The most important part is aging in an oak barrel or container with wooden stakes. It takes at least 6 months. Only in this case, the drink will acquire the necessary palette of taste and unforgettable aroma.

Video: How to make single malt whiskey Expand

Facts of interest about scotch

  1. The drink has the smallest range of recommended temperature for serving and is only 3 degrees between +18 and +20.
  2. Once corked it can be stored for a century without loss of quality.
  3. Churchill was a great connoisseur of whiskey and even during the economic downturn he did not allow barley cultivation to decrease.
  4. The dispute between Ireland and Scotland over which of them discovered the recipe for whiskey is still going on.
  5. Whiskey translates as "living water", the name given to it by the monks who made it.

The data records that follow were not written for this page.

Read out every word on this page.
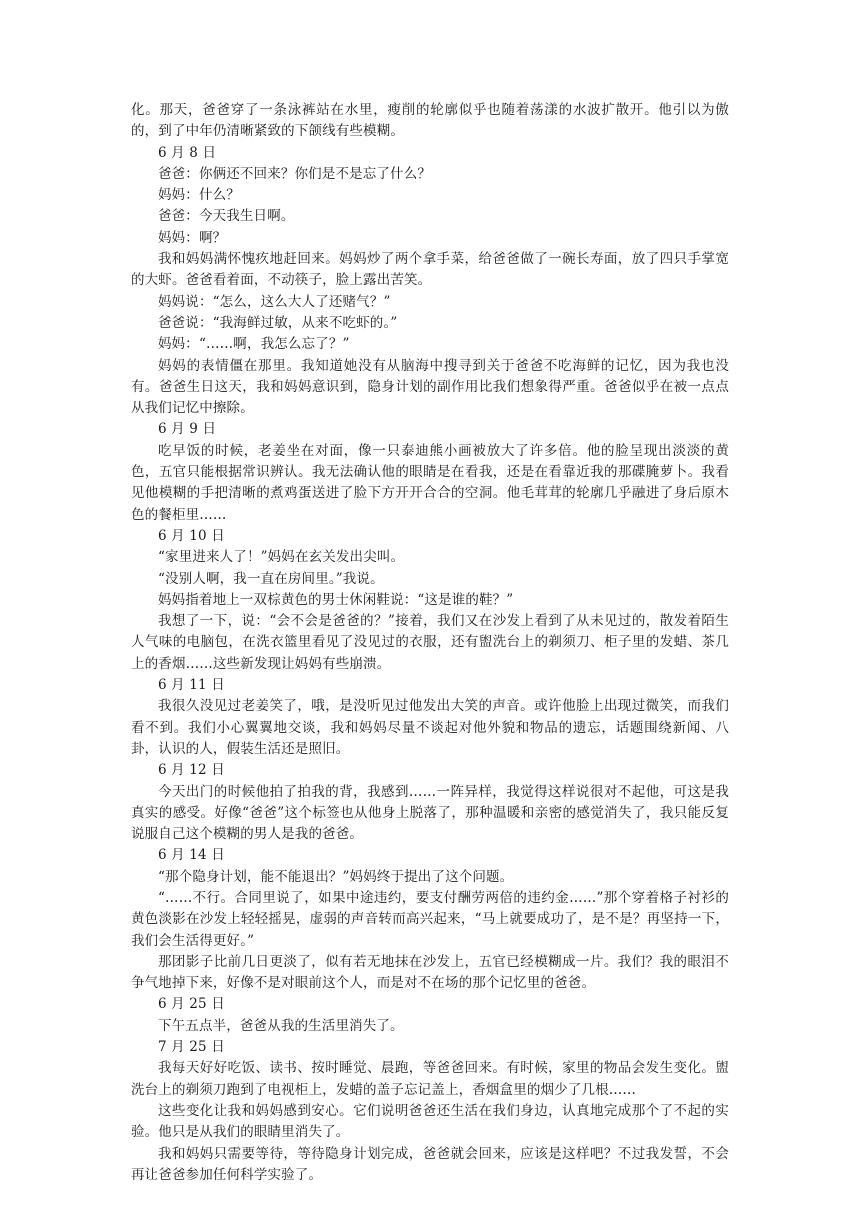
化。那天，爸爸穿了一条泳裤站在水里，瘦削的轮廓似乎也随着荡漾的水波扩散开。他引以为傲的，到了中年仍清晰紧致的下颌线有些模糊。

6 月 8 日

爸爸：你俩还不回来？你们是不是忘了什么？

妈妈：什么？

爸爸：今天我生日啊。

妈妈：啊？

我和妈妈满怀愧疚地赶回来。妈妈炒了两个拿手菜，给爸爸做了一碗长寿面，放了四只手掌宽的大虾。爸爸看着面，不动筷子，脸上露出苦笑。

妈妈说：“怎么，这么大人了还赌气？”

爸爸说：“我海鲜过敏，从来不吃虾的。”

妈妈：“……啊，我怎么忘了？”

妈妈的表情僵在那里。我知道她没有从脑海中搜寻到关于爸爸不吃海鲜的记忆，因为我也没有。爸爸生日这天，我和妈妈意识到，隐身计划的副作用比我们想象得严重。爸爸似乎在被一点点从我们记忆中擦除。

6 月 9 日

吃早饭的时候，老姜坐在对面，像一只泰迪熊小画被放大了许多倍。他的脸呈现出淡淡的黄色，五官只能根据常识辨认。我无法确认他的眼睛是在看我，还是在看靠近我的那碟腌萝卜。我看见他模糊的手把清晰的煮鸡蛋送进了脸下方开开合合的空洞。他毛茸茸的轮廓几乎融进了身后原木色的餐柜里……

6 月 10 日

“家里进来人了！”妈妈在玄关发出尖叫。

“没别人啊，我一直在房间里。”我说。

妈妈指着地上一双棕黄色的男士休闲鞋说：“这是谁的鞋？”

我想了一下，说：“会不会是爸爸的？”接着，我们又在沙发上看到了从未见过的，散发着陌生人气味的电脑包，在洗衣篮里看见了没见过的衣服，还有盥洗台上的剃须刀、柜子里的发蜡、茶几上的香烟……这些新发现让妈妈有些崩溃。

6 月 11 日

我很久没见过老姜笑了，哦，是没听见过他发出大笑的声音。或许他脸上出现过微笑，而我们看不到。我们小心翼翼地交谈，我和妈妈尽量不谈起对他外貌和物品的遗忘，话题围绕新闻、八卦，认识的人，假装生活还是照旧。

6 月 12 日

今天出门的时候他拍了拍我的背，我感到……一阵异样，我觉得这样说很对不起他，可这是我真实的感受。好像“爸爸”这个标签也从他身上脱落了，那种温暖和亲密的感觉消失了，我只能反复说服自己这个模糊的男人是我的爸爸。

6 月 14 日

“那个隐身计划，能不能退出？”妈妈终于提出了这个问题。

“……不行。合同里说了，如果中途违约，要支付酬劳两倍的违约金……”那个穿着格子衬衫的黄色淡影在沙发上轻轻摇晃，虚弱的声音转而高兴起来，“马上就要成功了，是不是？再坚持一下，我们会生活得更好。”

那团影子比前几日更淡了，似有若无地抹在沙发上，五官已经模糊成一片。我们？我的眼泪不争气地掉下来，好像不是对眼前这个人，而是对不在场的那个记忆里的爸爸。

6 月 25 日

下午五点半，爸爸从我的生活里消失了。

7 月 25 日

我每天好好吃饭、读书、按时睡觉、晨跑，等爸爸回来。有时候，家里的物品会发生变化。盥洗台上的剃须刀跑到了电视柜上，发蜡的盖子忘记盖上，香烟盒里的烟少了几根……

这些变化让我和妈妈感到安心。它们说明爸爸还生活在我们身边，认真地完成那个了不起的实验。他只是从我们的眼睛里消失了。

我和妈妈只需要等待，等待隐身计划完成，爸爸就会回来，应该是这样吧？不过我发誓，不会再让爸爸参加任何科学实验了。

It is believed that some 5,000 varieties of the drink have been developed and produced, if you count the most minor changes in the recipe. Connoisseurs say that whiskey cannot stand mixing with other kinds of alcohol and there is definitely some truth in it. And most importantly, this drink does not tolerate fuss and consumption on the run. It requires an appropriate environment and only then reveals the depth of taste and the magic of flavor.

«Important: All information on this site is provided solely for introductory for informational purposes only. Before applying any recommendations, consult a health care professional. specialist. Neither the editors nor the authors shall be held liable for any possible harm caused by materials."